Neste ano de Lisboa Capital Verde 2020, no dia 25 de abril, queríamos fazer uma grande festa à volta do cravo, desta flor tão simples e humilde e, ao mesmo tempo, tão simbólica, que desejávamos que fosse, finalmente, de todos. Sentir que uma coisa tão pequena, como esta flor, afinal projeta uma imensa grandeza de propósitos e valores.
Ao longo destes 46 anos, muitos de nós, quando olhamos um cravo lembramo-nos do ranger das grades que se abriram, do raspar do lápis da censura que acabou, do gemido da dor da tortura que se calou, dos sons dos passos das manifestações que se ouvem, do ruído das discussões que em democracia acontecem, das vozes dos votos e dos direitos que ganhámos… e, para tudo isso, tínhamos preparado tantas atividades para todos, tanta participação…

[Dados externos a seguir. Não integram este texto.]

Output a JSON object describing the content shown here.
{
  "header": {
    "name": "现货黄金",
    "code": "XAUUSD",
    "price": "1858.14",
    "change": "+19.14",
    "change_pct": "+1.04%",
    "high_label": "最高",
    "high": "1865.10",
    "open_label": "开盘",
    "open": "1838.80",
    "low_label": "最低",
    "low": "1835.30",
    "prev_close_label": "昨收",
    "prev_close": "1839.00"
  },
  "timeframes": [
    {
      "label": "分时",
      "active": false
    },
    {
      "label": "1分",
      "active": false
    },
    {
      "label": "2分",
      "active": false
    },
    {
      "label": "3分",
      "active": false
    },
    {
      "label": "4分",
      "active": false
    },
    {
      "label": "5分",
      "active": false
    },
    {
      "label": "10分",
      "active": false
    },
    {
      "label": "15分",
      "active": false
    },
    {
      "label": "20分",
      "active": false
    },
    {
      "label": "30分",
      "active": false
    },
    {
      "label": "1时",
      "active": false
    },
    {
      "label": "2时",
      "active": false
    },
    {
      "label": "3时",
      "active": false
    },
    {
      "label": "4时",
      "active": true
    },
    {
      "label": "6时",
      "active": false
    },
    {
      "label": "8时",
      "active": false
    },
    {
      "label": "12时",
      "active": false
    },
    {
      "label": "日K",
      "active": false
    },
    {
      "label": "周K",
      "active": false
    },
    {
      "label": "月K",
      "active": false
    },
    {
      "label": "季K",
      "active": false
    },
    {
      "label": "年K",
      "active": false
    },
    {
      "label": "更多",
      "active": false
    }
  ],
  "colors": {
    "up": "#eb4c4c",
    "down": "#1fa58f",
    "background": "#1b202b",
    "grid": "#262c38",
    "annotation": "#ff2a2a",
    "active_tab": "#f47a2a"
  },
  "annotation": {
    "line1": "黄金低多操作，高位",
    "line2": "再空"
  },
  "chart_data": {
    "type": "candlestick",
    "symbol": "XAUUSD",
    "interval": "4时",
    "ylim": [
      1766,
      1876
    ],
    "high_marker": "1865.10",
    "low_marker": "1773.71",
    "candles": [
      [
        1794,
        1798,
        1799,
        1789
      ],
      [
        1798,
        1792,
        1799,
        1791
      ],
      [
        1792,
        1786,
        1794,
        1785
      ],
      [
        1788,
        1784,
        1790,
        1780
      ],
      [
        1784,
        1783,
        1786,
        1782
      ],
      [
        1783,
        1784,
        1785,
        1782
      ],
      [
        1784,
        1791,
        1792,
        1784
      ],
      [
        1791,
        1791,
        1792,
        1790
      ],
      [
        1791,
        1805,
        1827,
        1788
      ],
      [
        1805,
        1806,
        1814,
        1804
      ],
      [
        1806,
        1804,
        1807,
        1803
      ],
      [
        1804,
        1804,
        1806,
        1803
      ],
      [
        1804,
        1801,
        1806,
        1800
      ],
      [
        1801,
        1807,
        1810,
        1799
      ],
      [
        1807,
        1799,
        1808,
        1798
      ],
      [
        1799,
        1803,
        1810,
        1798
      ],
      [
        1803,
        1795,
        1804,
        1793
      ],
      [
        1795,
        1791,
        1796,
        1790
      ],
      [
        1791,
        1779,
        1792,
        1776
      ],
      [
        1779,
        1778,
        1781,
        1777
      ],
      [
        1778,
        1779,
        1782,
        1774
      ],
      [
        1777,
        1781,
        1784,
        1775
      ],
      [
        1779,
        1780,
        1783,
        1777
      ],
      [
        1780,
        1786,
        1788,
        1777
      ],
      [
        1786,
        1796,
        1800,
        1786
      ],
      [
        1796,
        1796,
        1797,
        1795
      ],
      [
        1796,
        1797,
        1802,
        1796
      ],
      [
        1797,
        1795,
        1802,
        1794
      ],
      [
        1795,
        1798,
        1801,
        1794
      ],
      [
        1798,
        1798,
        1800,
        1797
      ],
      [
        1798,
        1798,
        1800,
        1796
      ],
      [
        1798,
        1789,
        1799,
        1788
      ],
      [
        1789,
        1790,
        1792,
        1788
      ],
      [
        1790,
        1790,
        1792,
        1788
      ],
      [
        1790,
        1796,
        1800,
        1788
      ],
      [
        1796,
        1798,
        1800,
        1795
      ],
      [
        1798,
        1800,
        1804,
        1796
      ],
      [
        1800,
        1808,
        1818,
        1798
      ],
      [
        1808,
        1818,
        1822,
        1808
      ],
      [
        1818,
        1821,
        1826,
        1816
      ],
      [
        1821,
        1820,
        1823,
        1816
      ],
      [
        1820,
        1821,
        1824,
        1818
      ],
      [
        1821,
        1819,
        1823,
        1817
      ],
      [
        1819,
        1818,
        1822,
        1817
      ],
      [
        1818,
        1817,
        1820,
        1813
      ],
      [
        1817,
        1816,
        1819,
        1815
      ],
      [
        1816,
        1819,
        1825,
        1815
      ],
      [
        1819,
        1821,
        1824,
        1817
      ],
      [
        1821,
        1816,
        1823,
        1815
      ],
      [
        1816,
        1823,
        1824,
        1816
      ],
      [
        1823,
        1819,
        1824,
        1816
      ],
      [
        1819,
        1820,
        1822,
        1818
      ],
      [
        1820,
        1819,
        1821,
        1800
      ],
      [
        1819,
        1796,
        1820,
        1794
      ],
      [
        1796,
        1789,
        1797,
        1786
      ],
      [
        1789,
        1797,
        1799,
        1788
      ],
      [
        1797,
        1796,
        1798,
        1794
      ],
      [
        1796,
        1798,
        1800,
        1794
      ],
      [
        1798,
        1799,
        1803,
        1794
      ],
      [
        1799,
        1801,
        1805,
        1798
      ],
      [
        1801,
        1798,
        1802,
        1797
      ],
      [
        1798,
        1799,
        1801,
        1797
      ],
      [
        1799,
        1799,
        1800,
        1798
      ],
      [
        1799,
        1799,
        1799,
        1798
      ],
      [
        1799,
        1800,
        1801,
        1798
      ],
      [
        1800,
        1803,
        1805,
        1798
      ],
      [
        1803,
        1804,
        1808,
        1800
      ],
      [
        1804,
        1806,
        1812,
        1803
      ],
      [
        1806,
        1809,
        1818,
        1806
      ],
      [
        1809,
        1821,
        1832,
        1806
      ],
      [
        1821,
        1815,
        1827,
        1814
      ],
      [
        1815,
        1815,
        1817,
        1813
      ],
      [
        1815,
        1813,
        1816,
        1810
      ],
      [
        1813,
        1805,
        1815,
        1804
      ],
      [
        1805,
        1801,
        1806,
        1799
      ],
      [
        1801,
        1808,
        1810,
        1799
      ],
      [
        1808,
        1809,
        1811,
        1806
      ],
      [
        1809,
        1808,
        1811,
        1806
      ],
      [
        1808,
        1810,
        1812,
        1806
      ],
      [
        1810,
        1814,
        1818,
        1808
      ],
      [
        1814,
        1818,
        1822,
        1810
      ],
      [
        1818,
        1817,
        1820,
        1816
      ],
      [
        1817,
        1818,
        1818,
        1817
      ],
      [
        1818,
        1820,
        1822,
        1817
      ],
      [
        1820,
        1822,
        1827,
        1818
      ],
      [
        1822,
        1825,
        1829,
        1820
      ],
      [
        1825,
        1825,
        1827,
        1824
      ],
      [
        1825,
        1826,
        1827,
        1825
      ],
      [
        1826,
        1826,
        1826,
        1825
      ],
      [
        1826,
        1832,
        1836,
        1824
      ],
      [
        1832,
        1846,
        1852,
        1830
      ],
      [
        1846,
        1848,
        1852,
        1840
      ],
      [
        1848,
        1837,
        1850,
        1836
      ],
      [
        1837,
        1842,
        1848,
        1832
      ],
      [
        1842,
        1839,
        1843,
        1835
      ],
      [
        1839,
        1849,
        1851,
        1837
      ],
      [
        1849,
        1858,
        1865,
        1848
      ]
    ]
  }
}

Mas aqui está o cravo, o cravo do 25 de abril de 2020, que volta para nos ajudar, apesar da pandemia que nos assusta, do confinamento que nos limita, esteja ele na nossa mão, caído na rua, pendurado à nossa porta ou exposto à nossa janela, continua a ensinar-nos: que juntos haveremos de estar outra vez juntos, que juntos venceremos, que juntos, para sempre, podemos continuar a gritar Liberdade.